ERIC Number: ED390045
Record Type: Non-Journal
Publication Date: 1993-Oct
Reader Response Criticism in Children's Literature. Occasional Papers, 15.
Since the 1950s, literary study has experienced a major paradigm shift. M. H. Abrams' notion that the author, reader, and the signified world are arranged like satellites around a stable text has been succeeded by one that acknowledges the reader to be a central determinant in any "reading" of a text. Five themes related to reader response criticism and its pedagogical applications have emerged lately. First, in the area of how the reader responds to literature, the teacher-researcher has been the principal player because it is the teacher who is in the best position to observe the process. There are a range of materials available dealing with several categories of response, i.e., response to fictional narrative, response to poetry. Second, the issue of how children develop in their reading, one of the most frequently raided, has been approached in four main ways: personal reminiscences of bookish childhoods; the growth of the child's sense of story in relation to Piagetian stages of development; the development of literacy; and deductions drawn from surveys of children's reading interests and habits.

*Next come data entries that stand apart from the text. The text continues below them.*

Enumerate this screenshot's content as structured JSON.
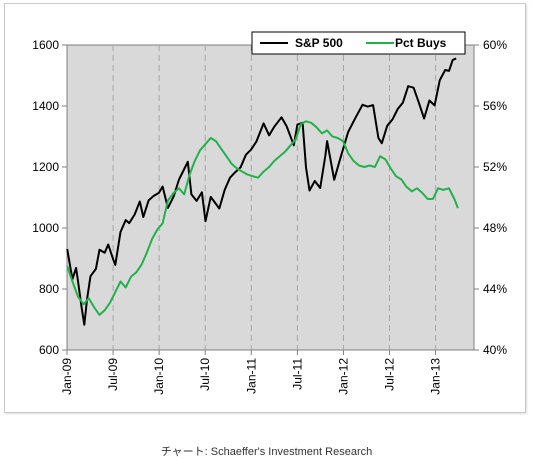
{
  "caption": "チャート: Schaeffer's Investment Research",
  "chart_data": {
    "type": "line",
    "title": "",
    "xlabel": "",
    "ylabel": "",
    "grid": "vertical dashed gridlines at quarterly ticks",
    "legend_position": "top-right",
    "plot_background": "#d9d9d9",
    "x_ticks": [
      "Jan-09",
      "Jul-09",
      "Jan-10",
      "Jul-10",
      "Jan-11",
      "Jul-11",
      "Jan-12",
      "Jul-12",
      "Jan-13"
    ],
    "x_range": [
      "2009-01",
      "2013-06"
    ],
    "y_left": {
      "ticks": [
        "600",
        "800",
        "1000",
        "1200",
        "1400",
        "1600"
      ],
      "range": [
        600,
        1600
      ]
    },
    "y_right": {
      "ticks": [
        "40%",
        "44%",
        "48%",
        "52%",
        "56%",
        "60%"
      ],
      "range": [
        40,
        60
      ]
    },
    "series": [
      {
        "name": "S&P 500",
        "axis": "left",
        "color": "#000000",
        "points": [
          [
            "2009-01-02",
            931
          ],
          [
            "2009-01-23",
            832
          ],
          [
            "2009-02-06",
            869
          ],
          [
            "2009-02-13",
            826
          ],
          [
            "2009-02-27",
            735
          ],
          [
            "2009-03-09",
            683
          ],
          [
            "2009-03-20",
            768
          ],
          [
            "2009-04-03",
            842
          ],
          [
            "2009-04-24",
            866
          ],
          [
            "2009-05-08",
            929
          ],
          [
            "2009-05-29",
            919
          ],
          [
            "2009-06-12",
            946
          ],
          [
            "2009-07-02",
            896
          ],
          [
            "2009-07-10",
            879
          ],
          [
            "2009-07-31",
            987
          ],
          [
            "2009-08-21",
            1026
          ],
          [
            "2009-09-04",
            1016
          ],
          [
            "2009-09-25",
            1044
          ],
          [
            "2009-10-16",
            1087
          ],
          [
            "2009-10-30",
            1036
          ],
          [
            "2009-11-20",
            1091
          ],
          [
            "2009-12-11",
            1106
          ],
          [
            "2009-12-31",
            1115
          ],
          [
            "2010-01-15",
            1136
          ],
          [
            "2010-02-05",
            1066
          ],
          [
            "2010-02-26",
            1104
          ],
          [
            "2010-03-19",
            1159
          ],
          [
            "2010-04-23",
            1217
          ],
          [
            "2010-05-07",
            1110
          ],
          [
            "2010-05-28",
            1089
          ],
          [
            "2010-06-18",
            1117
          ],
          [
            "2010-07-02",
            1022
          ],
          [
            "2010-07-23",
            1102
          ],
          [
            "2010-08-13",
            1079
          ],
          [
            "2010-08-27",
            1064
          ],
          [
            "2010-09-17",
            1125
          ],
          [
            "2010-10-08",
            1165
          ],
          [
            "2010-10-29",
            1183
          ],
          [
            "2010-11-19",
            1199
          ],
          [
            "2010-12-10",
            1240
          ],
          [
            "2010-12-31",
            1257
          ],
          [
            "2011-01-21",
            1283
          ],
          [
            "2011-02-18",
            1343
          ],
          [
            "2011-03-11",
            1304
          ],
          [
            "2011-04-01",
            1332
          ],
          [
            "2011-04-29",
            1363
          ],
          [
            "2011-05-20",
            1333
          ],
          [
            "2011-06-17",
            1271
          ],
          [
            "2011-07-01",
            1339
          ],
          [
            "2011-07-22",
            1345
          ],
          [
            "2011-08-05",
            1199
          ],
          [
            "2011-08-19",
            1123
          ],
          [
            "2011-09-09",
            1154
          ],
          [
            "2011-09-30",
            1131
          ],
          [
            "2011-10-21",
            1238
          ],
          [
            "2011-10-28",
            1285
          ],
          [
            "2011-11-25",
            1158
          ],
          [
            "2011-12-16",
            1219
          ],
          [
            "2011-12-30",
            1258
          ],
          [
            "2012-01-20",
            1315
          ],
          [
            "2012-02-17",
            1361
          ],
          [
            "2012-03-16",
            1404
          ],
          [
            "2012-04-06",
            1398
          ],
          [
            "2012-04-27",
            1403
          ],
          [
            "2012-05-18",
            1295
          ],
          [
            "2012-06-01",
            1278
          ],
          [
            "2012-06-22",
            1335
          ],
          [
            "2012-07-13",
            1356
          ],
          [
            "2012-08-03",
            1390
          ],
          [
            "2012-08-24",
            1411
          ],
          [
            "2012-09-14",
            1465
          ],
          [
            "2012-10-05",
            1460
          ],
          [
            "2012-10-26",
            1411
          ],
          [
            "2012-11-16",
            1359
          ],
          [
            "2012-12-07",
            1418
          ],
          [
            "2012-12-28",
            1402
          ],
          [
            "2013-01-18",
            1485
          ],
          [
            "2013-02-08",
            1518
          ],
          [
            "2013-02-22",
            1515
          ],
          [
            "2013-03-08",
            1551
          ],
          [
            "2013-03-22",
            1556
          ]
        ]
      },
      {
        "name": "Pct Buys",
        "axis": "right",
        "color": "#22b14c",
        "points": [
          [
            "2009-01-02",
            45.5
          ],
          [
            "2009-01-23",
            44.5
          ],
          [
            "2009-02-13",
            43.5
          ],
          [
            "2009-03-06",
            43.0
          ],
          [
            "2009-03-27",
            43.4
          ],
          [
            "2009-04-17",
            42.8
          ],
          [
            "2009-05-08",
            42.3
          ],
          [
            "2009-05-29",
            42.6
          ],
          [
            "2009-06-19",
            43.1
          ],
          [
            "2009-07-10",
            43.8
          ],
          [
            "2009-07-31",
            44.5
          ],
          [
            "2009-08-21",
            44.1
          ],
          [
            "2009-09-11",
            44.8
          ],
          [
            "2009-10-02",
            45.1
          ],
          [
            "2009-10-23",
            45.6
          ],
          [
            "2009-11-13",
            46.4
          ],
          [
            "2009-12-04",
            47.3
          ],
          [
            "2009-12-25",
            47.9
          ],
          [
            "2010-01-15",
            48.3
          ],
          [
            "2010-02-05",
            49.8
          ],
          [
            "2010-02-26",
            50.3
          ],
          [
            "2010-03-19",
            50.6
          ],
          [
            "2010-04-09",
            50.2
          ],
          [
            "2010-04-30",
            51.5
          ],
          [
            "2010-05-21",
            52.4
          ],
          [
            "2010-06-11",
            53.1
          ],
          [
            "2010-07-02",
            53.5
          ],
          [
            "2010-07-23",
            53.9
          ],
          [
            "2010-08-13",
            53.7
          ],
          [
            "2010-09-03",
            53.2
          ],
          [
            "2010-09-24",
            52.7
          ],
          [
            "2010-10-15",
            52.2
          ],
          [
            "2010-11-05",
            51.9
          ],
          [
            "2010-11-26",
            51.7
          ],
          [
            "2010-12-17",
            51.5
          ],
          [
            "2011-01-07",
            51.4
          ],
          [
            "2011-01-28",
            51.3
          ],
          [
            "2011-02-18",
            51.7
          ],
          [
            "2011-03-11",
            52.0
          ],
          [
            "2011-04-01",
            52.4
          ],
          [
            "2011-04-22",
            52.7
          ],
          [
            "2011-05-13",
            53.0
          ],
          [
            "2011-06-03",
            53.4
          ],
          [
            "2011-06-24",
            53.8
          ],
          [
            "2011-07-15",
            54.8
          ],
          [
            "2011-08-05",
            55.0
          ],
          [
            "2011-08-26",
            54.9
          ],
          [
            "2011-09-16",
            54.6
          ],
          [
            "2011-10-07",
            54.2
          ],
          [
            "2011-10-28",
            54.4
          ],
          [
            "2011-11-18",
            54.0
          ],
          [
            "2011-12-09",
            53.9
          ],
          [
            "2011-12-30",
            53.7
          ],
          [
            "2012-01-20",
            52.9
          ],
          [
            "2012-02-10",
            52.4
          ],
          [
            "2012-03-02",
            52.1
          ],
          [
            "2012-03-23",
            52.0
          ],
          [
            "2012-04-13",
            52.1
          ],
          [
            "2012-05-04",
            52.0
          ],
          [
            "2012-05-25",
            52.7
          ],
          [
            "2012-06-15",
            52.5
          ],
          [
            "2012-07-06",
            51.9
          ],
          [
            "2012-07-27",
            51.4
          ],
          [
            "2012-08-17",
            51.2
          ],
          [
            "2012-09-07",
            50.7
          ],
          [
            "2012-09-28",
            50.4
          ],
          [
            "2012-10-19",
            50.6
          ],
          [
            "2012-11-09",
            50.3
          ],
          [
            "2012-11-30",
            49.9
          ],
          [
            "2012-12-21",
            49.9
          ],
          [
            "2013-01-11",
            50.6
          ],
          [
            "2013-02-01",
            50.5
          ],
          [
            "2013-02-22",
            50.6
          ],
          [
            "2013-03-15",
            49.9
          ],
          [
            "2013-03-29",
            49.3
          ]
        ]
      }
    ]
  }
}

Third, scholars have begun to hypothesize about how readers differ in their reading practices. Fourth, reader response inquiries have been conducted in three areas concerning children's concepts and social attitudes: (1) multicultural and feminist studies; (2) whole cultural studies; and (3) cross cultural studies. Fifth, studies that closely examine particular texts while drawing on particular theorists are rare. (Contains 129 references.) (TB)
Publication Type: Reports - General; Information Analyses
Education Level: N/A
Authoring Institution: Southampton Univ. (England). Centre for Language Education.